One Book, One Bettendorf

I WILL LIVE UNTIL I DIE

I will live until I die, but I will not die before I’m dead. Having advanced almost three score and nine into this life I find life to be a most important consideration. Life in the sense of “living” rather than “life or death”. Taking what is here-now and enjoying that to the fullest.

As a child I had no concept of what life was except that it was. In mid-life I lived with an arrogant possession of it, some thought without any consideration of tomorrow. Others just shook their heads in wonderment and let me go on. My boss, Corps of Engineers Colonel, saying “You’re so far out on the cutting edge you’re slipping in the blood”. My theory was if you want more do more. If the candle isn’t bright enough, light the other end. Do more? Cut the candle and light those ends.

Then I had an incident. Excruciating pain in my back and chest. I couldn’t expand my chest to draw a breath. Want more, do more. I quickly took up diaphragmatic breathing (stick your tummy out when you breathe in) and avoided suffocation. After about 6 weeks the Chiropractor saw something he didn’t like, the Internist didn’t like it either nor did the Cardio-Vascular surgeon. This incident is a Type IIIB aortic dissection, which at the time meant nothing to me.

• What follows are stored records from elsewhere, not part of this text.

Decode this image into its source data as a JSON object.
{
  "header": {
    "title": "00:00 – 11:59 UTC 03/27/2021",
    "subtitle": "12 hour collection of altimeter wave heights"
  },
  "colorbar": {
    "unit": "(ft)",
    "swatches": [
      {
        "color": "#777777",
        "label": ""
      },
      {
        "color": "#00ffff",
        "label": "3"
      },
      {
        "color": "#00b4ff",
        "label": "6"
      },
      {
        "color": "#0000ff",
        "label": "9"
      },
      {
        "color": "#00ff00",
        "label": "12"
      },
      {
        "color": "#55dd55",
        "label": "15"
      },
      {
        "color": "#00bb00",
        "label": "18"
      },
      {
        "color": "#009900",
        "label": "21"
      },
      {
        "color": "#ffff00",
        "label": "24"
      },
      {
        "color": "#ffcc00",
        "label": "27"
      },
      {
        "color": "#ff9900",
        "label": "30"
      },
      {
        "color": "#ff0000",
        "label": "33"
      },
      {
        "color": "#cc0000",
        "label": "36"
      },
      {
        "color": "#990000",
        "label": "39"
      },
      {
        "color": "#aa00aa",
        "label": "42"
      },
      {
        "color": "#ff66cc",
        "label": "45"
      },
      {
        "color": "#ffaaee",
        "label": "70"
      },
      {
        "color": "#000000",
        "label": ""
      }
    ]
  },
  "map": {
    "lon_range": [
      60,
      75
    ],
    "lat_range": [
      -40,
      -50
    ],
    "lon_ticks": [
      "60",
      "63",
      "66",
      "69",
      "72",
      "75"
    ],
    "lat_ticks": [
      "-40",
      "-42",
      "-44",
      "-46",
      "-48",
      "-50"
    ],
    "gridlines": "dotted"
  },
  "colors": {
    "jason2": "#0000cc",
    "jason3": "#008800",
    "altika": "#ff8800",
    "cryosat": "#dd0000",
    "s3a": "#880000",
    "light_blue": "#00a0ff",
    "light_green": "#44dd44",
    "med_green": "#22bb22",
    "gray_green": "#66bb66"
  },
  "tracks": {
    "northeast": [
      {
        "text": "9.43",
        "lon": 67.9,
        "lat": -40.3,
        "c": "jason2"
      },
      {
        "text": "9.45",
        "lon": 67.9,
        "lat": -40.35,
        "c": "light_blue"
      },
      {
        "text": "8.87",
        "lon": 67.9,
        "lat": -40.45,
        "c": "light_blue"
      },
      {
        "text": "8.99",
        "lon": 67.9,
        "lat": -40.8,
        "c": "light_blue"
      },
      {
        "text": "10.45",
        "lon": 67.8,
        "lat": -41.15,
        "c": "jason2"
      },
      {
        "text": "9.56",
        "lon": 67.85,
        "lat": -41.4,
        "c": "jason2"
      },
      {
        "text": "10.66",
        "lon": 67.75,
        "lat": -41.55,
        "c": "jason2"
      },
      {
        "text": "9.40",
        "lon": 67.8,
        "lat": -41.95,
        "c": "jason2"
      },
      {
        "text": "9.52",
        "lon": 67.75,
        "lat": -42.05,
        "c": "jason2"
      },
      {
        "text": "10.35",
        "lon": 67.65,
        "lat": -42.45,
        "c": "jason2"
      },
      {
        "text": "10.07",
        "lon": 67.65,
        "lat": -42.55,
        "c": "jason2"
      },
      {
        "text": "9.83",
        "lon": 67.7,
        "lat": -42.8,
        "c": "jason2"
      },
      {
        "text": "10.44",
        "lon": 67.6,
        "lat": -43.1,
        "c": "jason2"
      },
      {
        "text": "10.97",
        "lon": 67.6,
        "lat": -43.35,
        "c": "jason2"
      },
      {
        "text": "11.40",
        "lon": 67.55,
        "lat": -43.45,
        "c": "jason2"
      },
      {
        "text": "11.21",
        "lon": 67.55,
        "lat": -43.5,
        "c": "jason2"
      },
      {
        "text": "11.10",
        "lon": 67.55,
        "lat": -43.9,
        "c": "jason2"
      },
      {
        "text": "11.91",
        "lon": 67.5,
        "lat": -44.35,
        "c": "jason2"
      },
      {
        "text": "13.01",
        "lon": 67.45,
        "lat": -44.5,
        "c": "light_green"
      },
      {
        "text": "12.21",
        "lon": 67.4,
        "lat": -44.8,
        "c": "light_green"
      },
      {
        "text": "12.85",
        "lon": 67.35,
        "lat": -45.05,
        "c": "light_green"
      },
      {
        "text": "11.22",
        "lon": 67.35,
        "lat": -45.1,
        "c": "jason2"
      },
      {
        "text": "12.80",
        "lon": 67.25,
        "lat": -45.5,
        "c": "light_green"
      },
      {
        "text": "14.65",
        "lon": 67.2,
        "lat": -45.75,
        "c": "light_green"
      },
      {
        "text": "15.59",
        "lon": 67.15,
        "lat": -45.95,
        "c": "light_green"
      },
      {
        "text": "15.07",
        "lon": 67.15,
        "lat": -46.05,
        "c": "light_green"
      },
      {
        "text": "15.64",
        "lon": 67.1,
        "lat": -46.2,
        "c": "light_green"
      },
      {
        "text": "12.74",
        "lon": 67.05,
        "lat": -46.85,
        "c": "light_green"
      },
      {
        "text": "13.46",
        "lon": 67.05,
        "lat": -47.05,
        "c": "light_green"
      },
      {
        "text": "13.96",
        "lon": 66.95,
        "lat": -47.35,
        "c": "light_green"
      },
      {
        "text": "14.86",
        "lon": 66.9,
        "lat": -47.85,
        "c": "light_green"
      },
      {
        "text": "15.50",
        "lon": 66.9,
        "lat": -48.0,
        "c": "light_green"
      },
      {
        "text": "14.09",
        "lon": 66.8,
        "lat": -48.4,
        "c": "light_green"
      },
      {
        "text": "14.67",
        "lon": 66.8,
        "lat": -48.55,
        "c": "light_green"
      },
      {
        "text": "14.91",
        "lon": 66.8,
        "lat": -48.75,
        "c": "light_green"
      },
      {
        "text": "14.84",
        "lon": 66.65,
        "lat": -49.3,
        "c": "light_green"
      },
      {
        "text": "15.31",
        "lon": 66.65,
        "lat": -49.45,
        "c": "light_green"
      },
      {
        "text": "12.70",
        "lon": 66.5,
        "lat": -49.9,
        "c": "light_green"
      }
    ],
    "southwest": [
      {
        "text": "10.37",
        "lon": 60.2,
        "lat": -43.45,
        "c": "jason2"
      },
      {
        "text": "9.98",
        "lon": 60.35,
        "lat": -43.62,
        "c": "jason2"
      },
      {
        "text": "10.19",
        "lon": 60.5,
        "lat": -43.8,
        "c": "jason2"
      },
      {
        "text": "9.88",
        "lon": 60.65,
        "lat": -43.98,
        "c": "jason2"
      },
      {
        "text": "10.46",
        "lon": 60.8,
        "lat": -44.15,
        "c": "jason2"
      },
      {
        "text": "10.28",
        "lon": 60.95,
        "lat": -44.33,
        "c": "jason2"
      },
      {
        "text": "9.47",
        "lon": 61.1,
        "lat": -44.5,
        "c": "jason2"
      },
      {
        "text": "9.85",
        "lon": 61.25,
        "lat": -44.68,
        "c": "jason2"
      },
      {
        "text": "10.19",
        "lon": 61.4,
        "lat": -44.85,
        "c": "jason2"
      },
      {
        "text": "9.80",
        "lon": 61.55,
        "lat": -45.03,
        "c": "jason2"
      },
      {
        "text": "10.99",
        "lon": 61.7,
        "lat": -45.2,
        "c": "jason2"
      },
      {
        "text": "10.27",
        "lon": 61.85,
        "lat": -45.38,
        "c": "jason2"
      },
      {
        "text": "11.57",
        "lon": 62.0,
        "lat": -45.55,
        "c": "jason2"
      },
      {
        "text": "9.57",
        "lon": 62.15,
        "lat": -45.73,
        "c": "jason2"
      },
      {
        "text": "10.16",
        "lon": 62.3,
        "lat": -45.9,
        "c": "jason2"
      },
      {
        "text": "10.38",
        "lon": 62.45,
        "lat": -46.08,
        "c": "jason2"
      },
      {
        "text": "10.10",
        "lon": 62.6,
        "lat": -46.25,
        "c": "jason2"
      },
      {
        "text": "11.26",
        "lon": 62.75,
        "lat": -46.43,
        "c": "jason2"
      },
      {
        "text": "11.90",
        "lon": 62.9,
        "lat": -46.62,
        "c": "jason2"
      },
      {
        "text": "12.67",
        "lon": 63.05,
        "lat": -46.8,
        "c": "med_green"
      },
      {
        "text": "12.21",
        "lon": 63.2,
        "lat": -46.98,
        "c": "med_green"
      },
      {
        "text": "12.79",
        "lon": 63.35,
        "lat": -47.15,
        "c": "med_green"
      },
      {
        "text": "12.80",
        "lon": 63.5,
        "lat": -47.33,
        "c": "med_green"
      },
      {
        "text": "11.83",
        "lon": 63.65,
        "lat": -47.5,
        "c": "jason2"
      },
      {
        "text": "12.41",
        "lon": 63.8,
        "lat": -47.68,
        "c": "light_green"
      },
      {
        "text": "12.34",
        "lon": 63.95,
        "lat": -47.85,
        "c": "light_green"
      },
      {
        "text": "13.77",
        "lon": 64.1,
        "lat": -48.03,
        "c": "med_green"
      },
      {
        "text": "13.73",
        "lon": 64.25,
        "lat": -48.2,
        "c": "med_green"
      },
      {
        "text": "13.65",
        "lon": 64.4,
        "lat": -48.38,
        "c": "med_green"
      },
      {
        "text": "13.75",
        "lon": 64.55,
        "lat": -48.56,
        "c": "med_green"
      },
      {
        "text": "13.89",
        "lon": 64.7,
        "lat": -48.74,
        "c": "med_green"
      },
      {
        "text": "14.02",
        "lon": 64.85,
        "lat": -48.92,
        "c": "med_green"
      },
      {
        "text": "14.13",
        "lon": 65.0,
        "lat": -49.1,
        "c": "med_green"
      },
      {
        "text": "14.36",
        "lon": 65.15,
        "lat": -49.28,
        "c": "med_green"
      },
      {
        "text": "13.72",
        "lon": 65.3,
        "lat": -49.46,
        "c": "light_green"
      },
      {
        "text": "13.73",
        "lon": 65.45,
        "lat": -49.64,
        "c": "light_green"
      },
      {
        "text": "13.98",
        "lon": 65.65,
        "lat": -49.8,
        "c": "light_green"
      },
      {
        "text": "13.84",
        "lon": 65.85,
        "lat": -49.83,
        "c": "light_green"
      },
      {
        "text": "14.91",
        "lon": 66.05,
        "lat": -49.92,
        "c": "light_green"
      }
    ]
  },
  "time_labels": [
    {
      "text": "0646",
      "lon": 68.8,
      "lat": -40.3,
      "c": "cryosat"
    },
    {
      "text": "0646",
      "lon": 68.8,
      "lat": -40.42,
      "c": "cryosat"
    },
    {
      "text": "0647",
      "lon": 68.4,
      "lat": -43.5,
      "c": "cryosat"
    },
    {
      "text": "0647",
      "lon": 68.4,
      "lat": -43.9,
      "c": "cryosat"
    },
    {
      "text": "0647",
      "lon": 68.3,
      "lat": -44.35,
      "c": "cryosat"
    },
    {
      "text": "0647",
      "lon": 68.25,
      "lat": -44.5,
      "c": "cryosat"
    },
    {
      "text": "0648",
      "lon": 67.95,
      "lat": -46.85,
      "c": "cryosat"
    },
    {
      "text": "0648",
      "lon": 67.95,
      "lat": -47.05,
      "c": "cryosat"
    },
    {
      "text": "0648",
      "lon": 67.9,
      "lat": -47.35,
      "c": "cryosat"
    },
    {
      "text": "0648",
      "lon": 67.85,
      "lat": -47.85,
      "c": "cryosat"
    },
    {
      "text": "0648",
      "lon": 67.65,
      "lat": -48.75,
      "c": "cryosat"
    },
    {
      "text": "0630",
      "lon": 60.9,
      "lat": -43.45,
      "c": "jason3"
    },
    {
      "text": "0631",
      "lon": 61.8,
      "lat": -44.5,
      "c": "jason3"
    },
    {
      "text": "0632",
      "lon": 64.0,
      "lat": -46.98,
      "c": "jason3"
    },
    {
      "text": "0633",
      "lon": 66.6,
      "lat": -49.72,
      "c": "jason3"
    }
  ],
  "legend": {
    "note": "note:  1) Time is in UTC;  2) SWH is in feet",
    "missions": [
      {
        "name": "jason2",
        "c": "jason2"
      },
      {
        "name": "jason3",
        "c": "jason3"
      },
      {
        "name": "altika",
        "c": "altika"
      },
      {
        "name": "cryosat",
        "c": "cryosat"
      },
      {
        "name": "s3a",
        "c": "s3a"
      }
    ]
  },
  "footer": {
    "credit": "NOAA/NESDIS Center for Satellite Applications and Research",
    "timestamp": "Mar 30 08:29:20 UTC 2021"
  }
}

This is where an attitude adjustment is supposed to come in. With that name I could go to the Merck Manual and look it up. Very interesting statistics. 80% die in the first 30 days with an additional 12% to follow within 5-years. Wow, an 8% 5-yr survival rate! Guess I should be thinking in the sense of life or death, right? Got some positive reinforcement along those lines. John Ritter and Lucy were both in the 30 day majority. A retired Doctor asked, “What’s it like living with a time bomb in your body?” followed by “I’d rather have cancer”. (Not sure but I think he must have been a proctologist.) A contrasting opinion came from a friend’s bridge opponent, a practicing physician. “He has what? He’s still alive? He’ll live a long time. Two spades.”

I pondered my options for two or three seconds. I was here-now. Life had always meant living. I decided it still did. My Doctor knowing my weekend recreational activity was building retaining walls out of 8’ railroad ties gave me a 50# lifting limit. Also knowing I had lived in big snow country (Green Bay, Michigan’s UP, and Colorado’s mountains) said no snow shoveling! Shucky darn. Two restrictions I’ll have to learn to live with.

I still run across those who know nothing about me but are of the same opinion as that proctologist, that I am lucky to be alive. (Emphasis on lucky, not alive!) I allow them their thought with the caveat that it ends at my nose. To those who listen I tell them that I will live until I die – and I will not die before I’m dead.